In July, after graduating from Berklee with a Master of Music in contemporary performance with a concentration in global jazz, Lee headed to Panama, where he has taken on an internship with the Danilo Pérez Foundation—a months-long assignment that makes him one of the first participants in the post–master’s degree internship program to take part in this new offering from the BGJI.
Lee’s internship includes teaching daily classes with gifted students and working behind the scenes to help organize the 14th annual Panama Jazz Festival, which will take place in January 2017 and which Pérez founded in 2003. This year’s lineup includes Grammy winners such as alumna and bassist Esperanza Spalding ’05, vocalist Dianne Reeves ’03H, Terri Lyne Carrington ’83 ‘03H, BGJI's Zildjian chair in performance, and Pérez himself as well as Berklee artist in residence John Patitucci.
When his internship ends, Lee says, he might return to Boston or move on to Europe. For now, though, he says of Panama, “This culture is quite good for me,” noting that he has been studying folkloric song and absorbing the practical lessons of his mentor, Pérez.
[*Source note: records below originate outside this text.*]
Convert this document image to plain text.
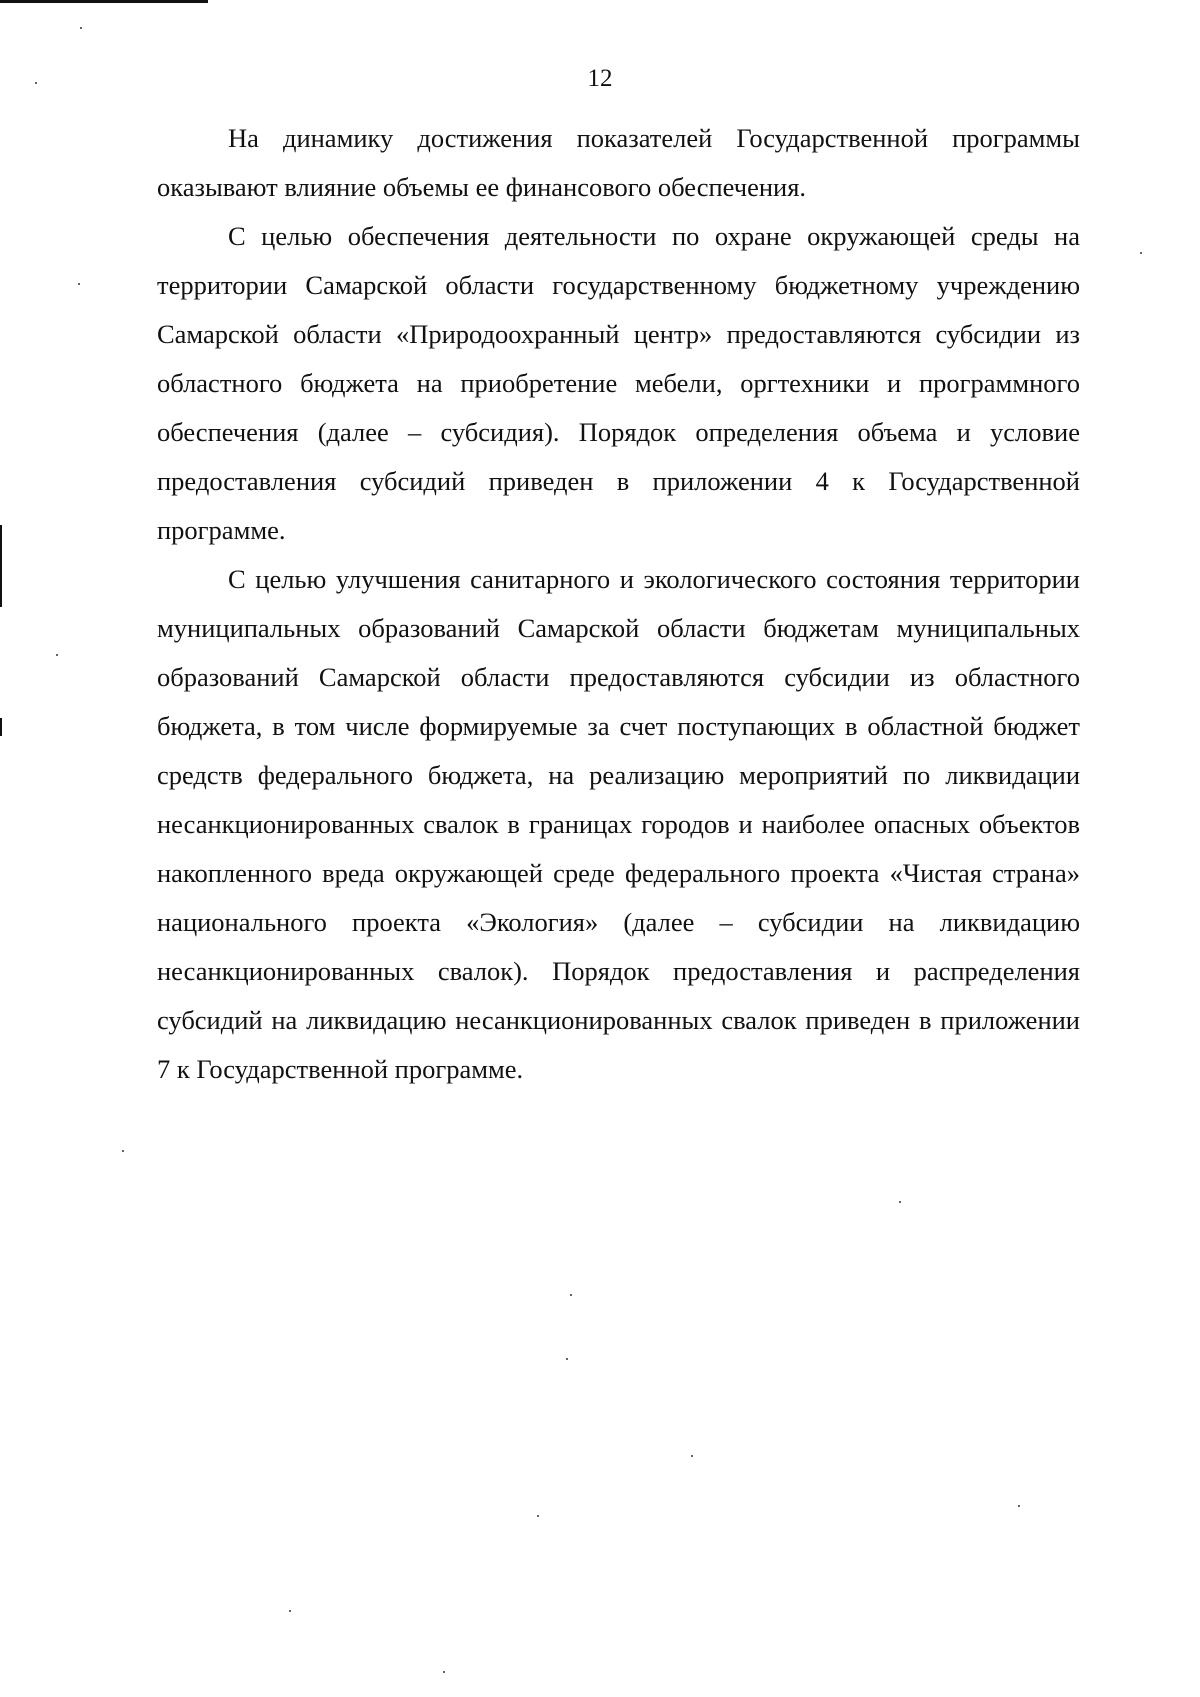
12

На динамику достижения показателей Государственной программы оказывают влияние объемы ее финансового обеспечения.

С целью обеспечения деятельности по охране окружающей среды на территории Самарской области государственному бюджетному учреждению Самарской области «Природоохранный центр» предоставляются субсидии из областного бюджета на приобретение мебели, оргтехники и программного обеспечения (далее – субсидия). Порядок определения объема и условие предоставления субсидий приведен в приложении 4 к Государственной программе.

С целью улучшения санитарного и экологического состояния территории муниципальных образований Самарской области бюджетам муниципальных образований Самарской области предоставляются субсидии из областного бюджета, в том числе формируемые за счет поступающих в областной бюджет средств федерального бюджета, на реализацию мероприятий по ликвидации несанкционированных свалок в границах городов и наиболее опасных объектов накопленного вреда окружающей среде федерального проекта «Чистая страна» национального проекта «Экология» (далее – субсидии на ликвидацию несанкционированных свалок). Порядок предоставления и распределения субсидий на ликвидацию несанкционированных свалок приведен в приложении 7 к Государственной программе.
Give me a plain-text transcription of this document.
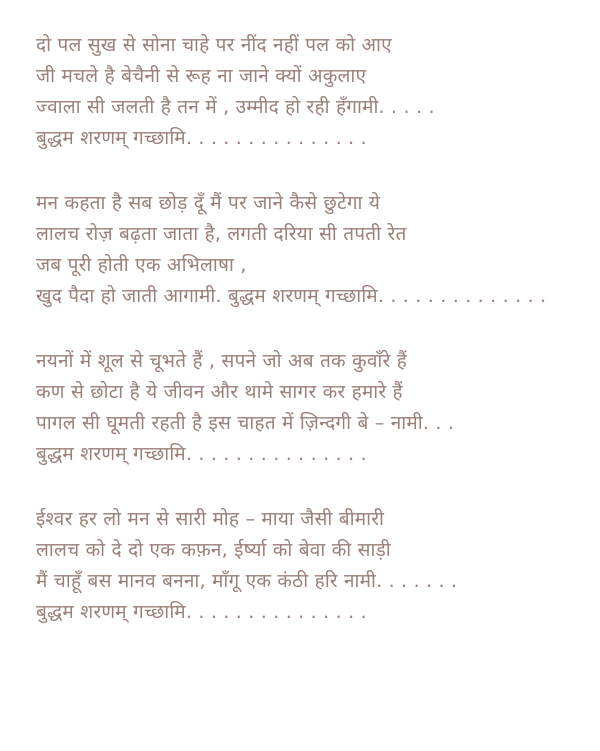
दो पल सुख से सोना चाहे पर नींद नहीं पल को आए
जी मचले है बेचैनी से रूह ना जाने क्यों अकुलाए
ज्वाला सी जलती है तन में , उम्मीद हो रही हँगामी. . . . .
बुद्धम शरणम् गच्छामि. . . . . . . . . . . . . . .
मन कहता है सब छोड़ दूँ मैं पर जाने कैसे छुटेगा ये
लालच रोज़ बढ़ता जाता है, लगती दरिया सी तपती रेत
जब पूरी होती एक अभिलाषा ,
खुद पैदा हो जाती आगामी. बुद्धम शरणम् गच्छामि. . . . . . . . . . . . . .
नयनों में शूल से चूभते हैं , सपने जो अब तक कुवाँरे हैं
कण से छोटा है ये जीवन और थामे सागर कर हमारे हैं
पागल सी घूमती रहती है इस चाहत में ज़िन्दगी बे – नामी. . .
बुद्धम शरणम् गच्छामि. . . . . . . . . . . . . . .
ईश्वर हर लो मन से सारी मोह – माया जैसी बीमारी
लालच को दे दो एक कफ़न, ईर्ष्या को बेवा की साड़ी
मैं चाहूँ बस मानव बनना, माँगू एक कंठी हरि नामी. . . . . . .
बुद्धम शरणम् गच्छामि. . . . . . . . . . . . . . .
Graduate Education in Action
Another participant, Marta Roma ’15 ‘16G, says the BGJI internship program has shown her and her fellow graduates not just a way to study music but “a way to live your life.”
“The faculty has been amazing,” Roma says. “They’re so involved, and they push you out of your comfort zone—a lot.”
Roma, a cellist, arrived at Berklee from her native Barcelona, Spain, in 2012. She was thrilled when the opportunity arose to remain in Boston for the new master’s degree program on the college’s flagship campus.
Watch Marta Roma perform "Ain't Misbehavin'" at Berklee:
Energized by an outreach trip to the Dominican Republic during her graduate studies, she arranged to undertake her post-graduate internship program there. Roma has been teaching music to students from underserved communities and working on the recent Dominican Republic Jazz Festival. This year marked the 20th anniversary of the festival and featured a special emphasis on women in jazz, including a headlining appearance by Spalding and performances by Carrington; Tia Fuller, a Berklee professor in the Ensemble Department; Geri Allen ‘14H; Ingrid Jensen ‘89; and Joanne Brackeen, Berklee piano professor. Brackeen performed with the Berklee Global Jazz Institute Ambassadors.
While the festival was surely a thrill, Roma says, “I love teaching with kids,” adding that many of them come from extreme hardship. “One of our goals for this foundation is to create a curriculum for them. They need a little structure.”
Meanwhile, the internship program has given Roma some structure of her own. In addition to teaching and behind-the-scenes work for the festival, she has promoted—and performed in—a series of Friday night concerts leading up to it. She says “all these logistics” have added up to “a really good learning experience.”
Camille Colatosti, Berklee’s dean of Institutional Assessment and Graduate Studies, says that both Roma and Lee are “wonderful, hard-working, talented students” who are “always seeking new opportunities and experiences” while being “very serious about their career development.” Colatosti says that professional experiences like those of Roma and Lee are central to the college’s mission not just on the undergraduate level, where internship opportunities have long existed, but for graduate students as well.
“We’re always looking at the broadest definition of what it means to be a performer,” Colatosti says, “not only on stage but in communities, in outreach, in working with children, really making a difference in the world through one’s music.”